We recently wrote the Mayor, calling on him to require that all taxicabs are accessible to people with physical and sensory impairments, and that livery services provide meaningful access as required by law, as well. 

The reason we’re pushing him and the TLC so hard is because we know that accessible transportation is a fundamental requirement for living independently and taxis and livery service are important components of our City’s transportation system. However, the ultimate solution to lowering the cost of Access-A-Ride and improving the transportation experience for people with disabilities is to increase the accessibility of mass transit.   

While there will always be a group of people for whom Access-A-Ride or accessible taxis would be the only viable option, there are others who, if the right policies were put into place, could use mass transit.   

These policies include ensuring that elevators and escalators in subway stations are in service at all times, and that repairs are made quickly and thoroughly; that signs in subway stations and on trains are accurate and widely available to assist people with hearing impairments, and announcements are intelligible for people with vision impairments; and that every bus driver announces major stops, pulls the bus over to the curb for boarding and disembarking, and knows how to properly secure a wheelchair. 

Another key to make New York a more accessible city is to address the housing crisis. There are simply far too few accessible housing units in the city, and many of the units that are accessible are not affordable.  Private developers and the Department of Housing Preservation and Development should provide both accessible and affordable housing units for people with disabilities in New York City.  

We must create revolving low-interest/no-interest loan funds to help people make their homes accessible so that they can remain living independently in the community.  Once we have these accessible apartments and homes, we need a centralized, comprehensive, up-to-date database to help match people with the housing they need. And, finally, the City needs to support legislation to create parity between SCRIE and DRIE.   

Even if people with disabilities have a place to live and a way to get around, the absence of a job and a decent income leaves people, as one advocate put it, “… all dressed up with no place to go.”  And in today’s highly competitive world, our city cannot afford to overlook or waste anyone’s talents and abilities. 

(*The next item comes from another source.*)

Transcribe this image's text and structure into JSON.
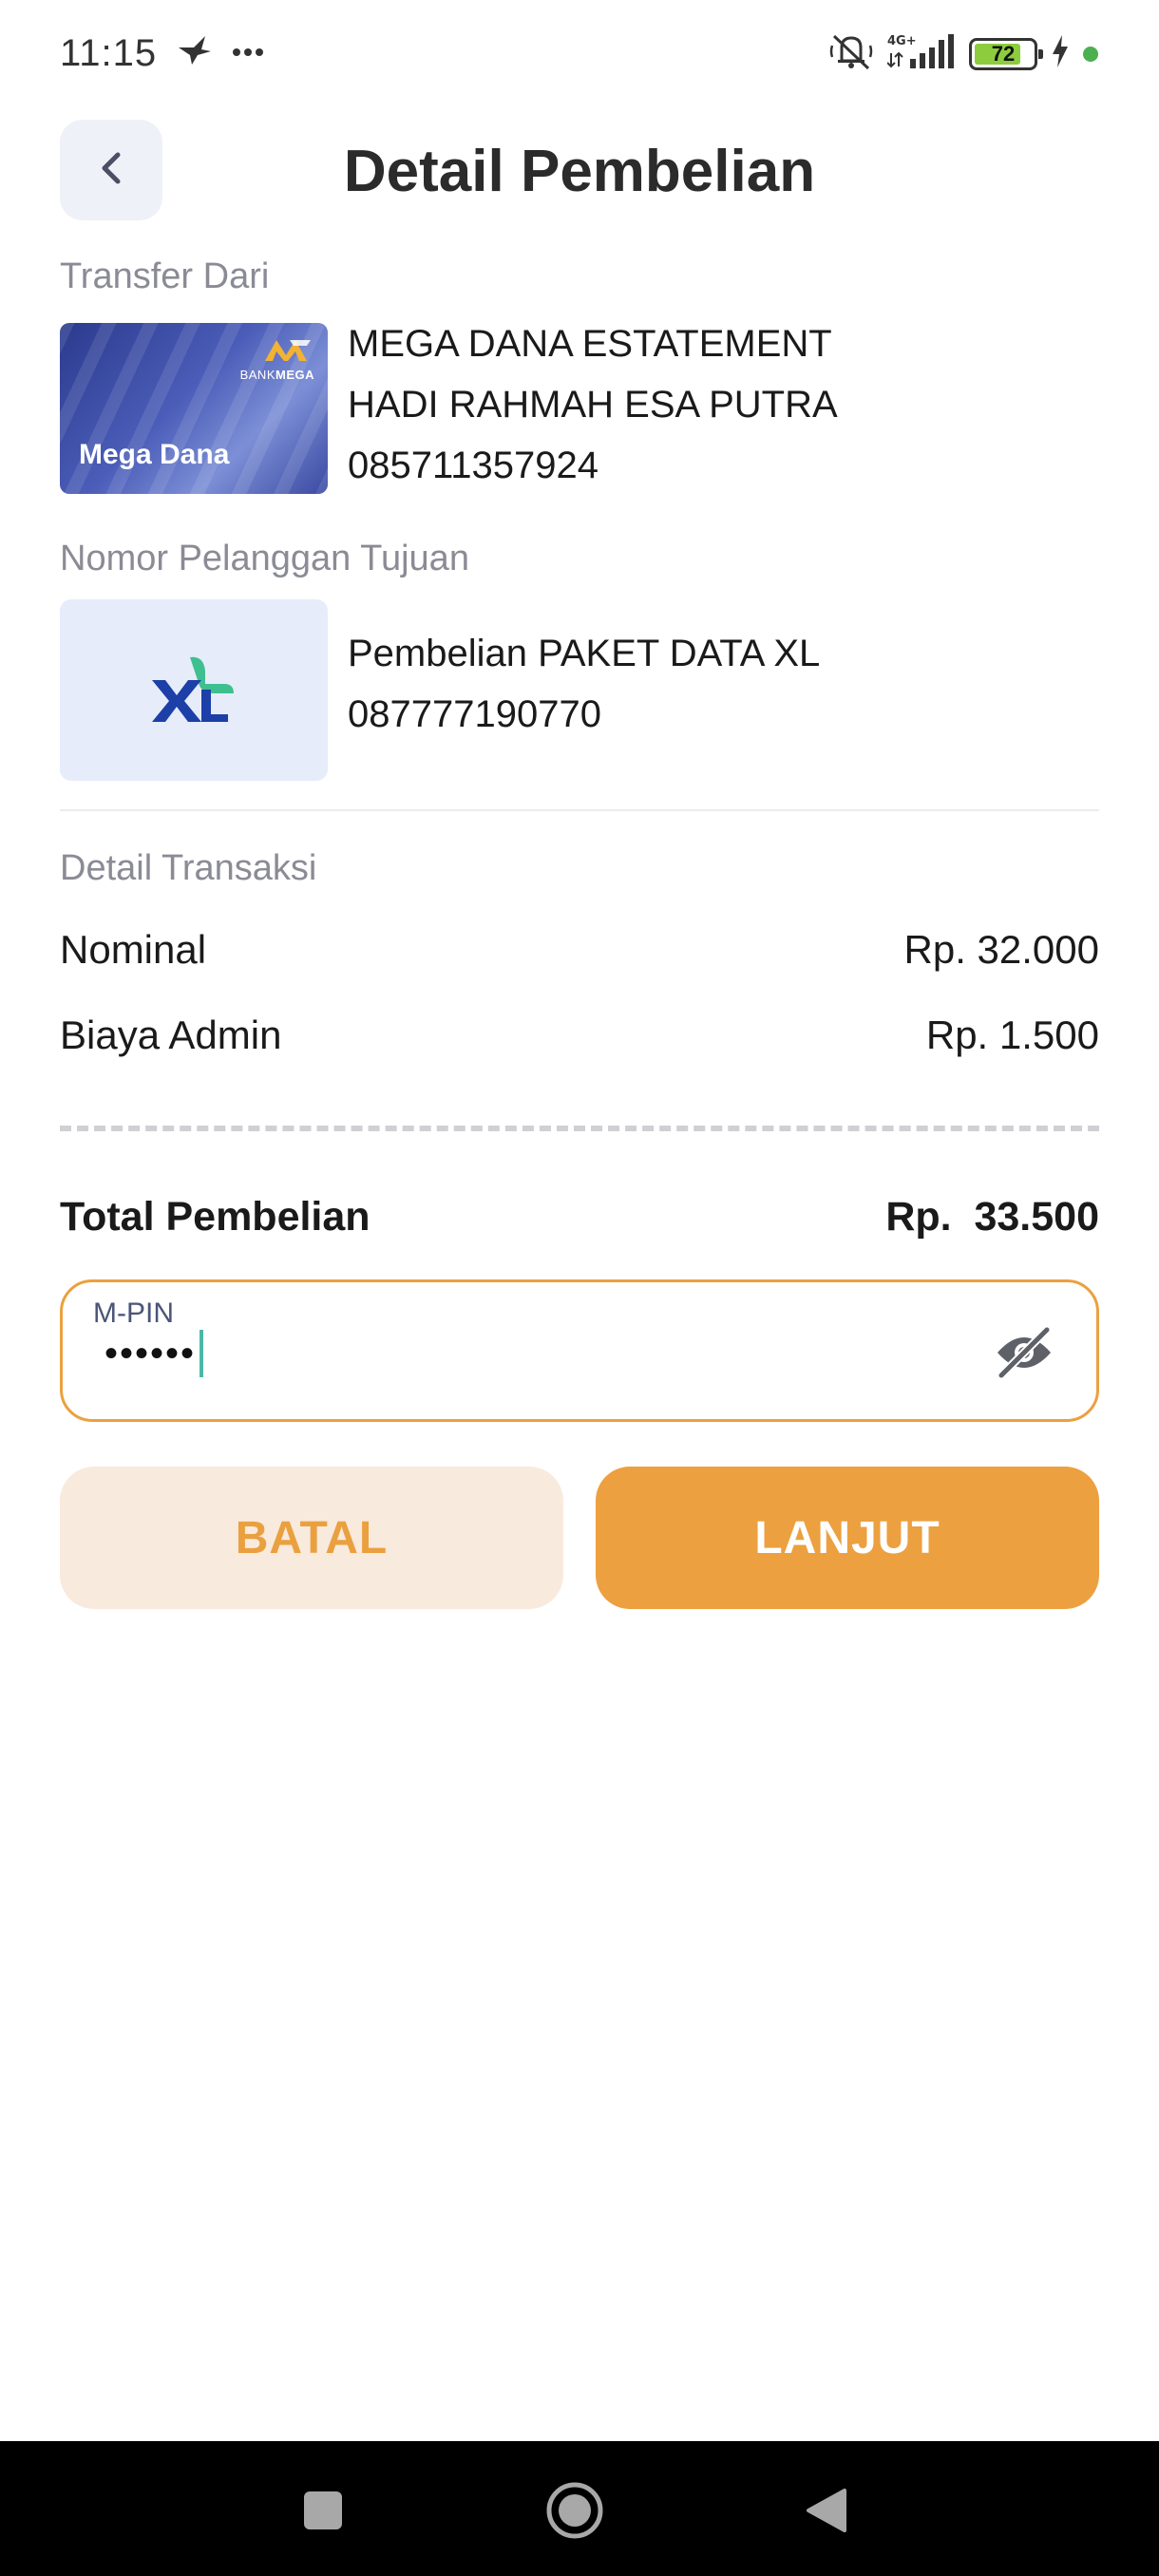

It is simply unacceptable that as a group, people with disabilities are among the poorest in the nation. Mostly to blame are the powerful disincentives built into benefits programs like Medicaid, SSI, and SSD. These disincentives — combined with the low wages many employed individuals with disabilities receive — force many individuals with disabilities to choose to forego paid work, and have led to a chronically high unemployment rate of over 70%. 

Government officials must ask tough questions about how to help people with disabilities receive the education and work experience needed to obtain jobs to become economically self-sufficient. 

Together, we have a lot of work to do. Disability issues must be a high priority for City government. People with disabilities should serve in top level positions and as agency staffers. The disability community must be at the table when policies affecting them are designed and implemented. 

The agencies charged with protecting the rights of people with disabilities — such as the City Human Rights Commissions — should be given the resources and the encouragement to carry out their mission, and government and the private sector must forge effective partnerships to achieve these goals. 

Let us continue to move New York from a city of exclusion to a city of inclusion by remaking it into a place accessible for all.